Squeezed Josephson plasmons in driven YBa$_2$Cu$_3$O$_{6+x}$

TL;DR

This study uses advanced two-dimensional spectroscopy to reveal how driven phonons in YBa$_2$Cu$_3$O$_{6+x}$ amplify Josephson plasmons, creating a squeezed state that may influence photo-induced superconductivity.

Contribution

It demonstrates the coherent coupling of phonons and Josephson plasmons using two-dimensional spectroscopy, revealing the formation of a squeezed state in a high-temperature superconductor.

Findings

Driven zone-center phonons amplify Josephson plasma polaritons.

A squeezed state of interlayer phase fluctuations is generated.

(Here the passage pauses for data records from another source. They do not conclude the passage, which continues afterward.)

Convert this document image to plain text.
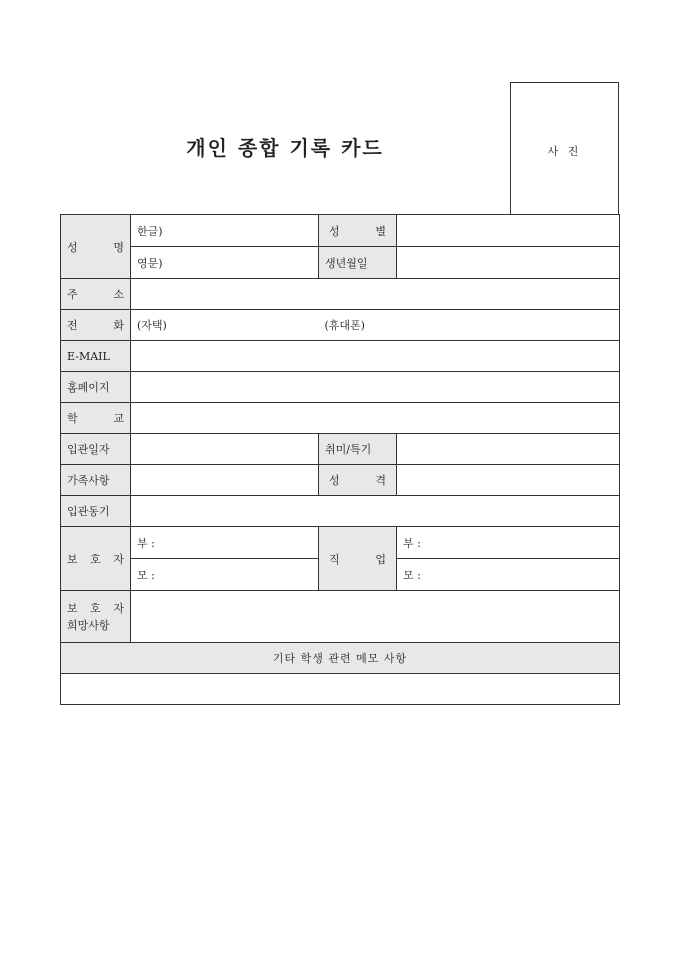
개인 종합 기록 카드	사 진
성 명	한글)	성 별	
	영문)	생년월일	
주 소			
전 화	(자택)	(휴대폰)	
E-MAIL			
홈페이지			
학 교			
입관일자		취미/특기	
가족사항		성 격	
입관동기			
보 호 자	부 :	직 업	부 :
	모 :		모 :

보 호 자
희망사항			

기타 학생 관련 메모 사항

The results suggest a role for squeezed states in photo-induced superconductivity.

Abstract

The physics of driven collective modes in quantum materials underpin a number of striking non-equilibrium functional responses, which include enhanced magnetism, ferroelectricity and superconductivity. However, the coherent coupling between multiple modes at once are difficult to capture by single-pump probe (one-dimensional) spectroscopy, and often remain poorly understood. One example is phonon-mediated amplification of Josephson plasmons in YBa$_2$Cu$_3$O$_{6+x}$, in which at least three normal modes of the solid are coherently mixed as a source of enhanced superconductivity. Here, we go beyond previous pump-probe experiments in this system and acquire two-dimensional frequency maps using pairs of mutually delayed, carrier envelope phase stable mid-infrared pump pulses, combined with measurements of the time-modulated second-order nonlinear optical susceptibility. We find that the driven zone-center phonons amplify coherent pairs of opposite-momentum Josephson plasma polaritons, generating a squeezed state of interlayer phase fluctuations. The squeezed state is a potentially important ingredient in the microscopic physics of photo-induced superconductivity in this and other materials.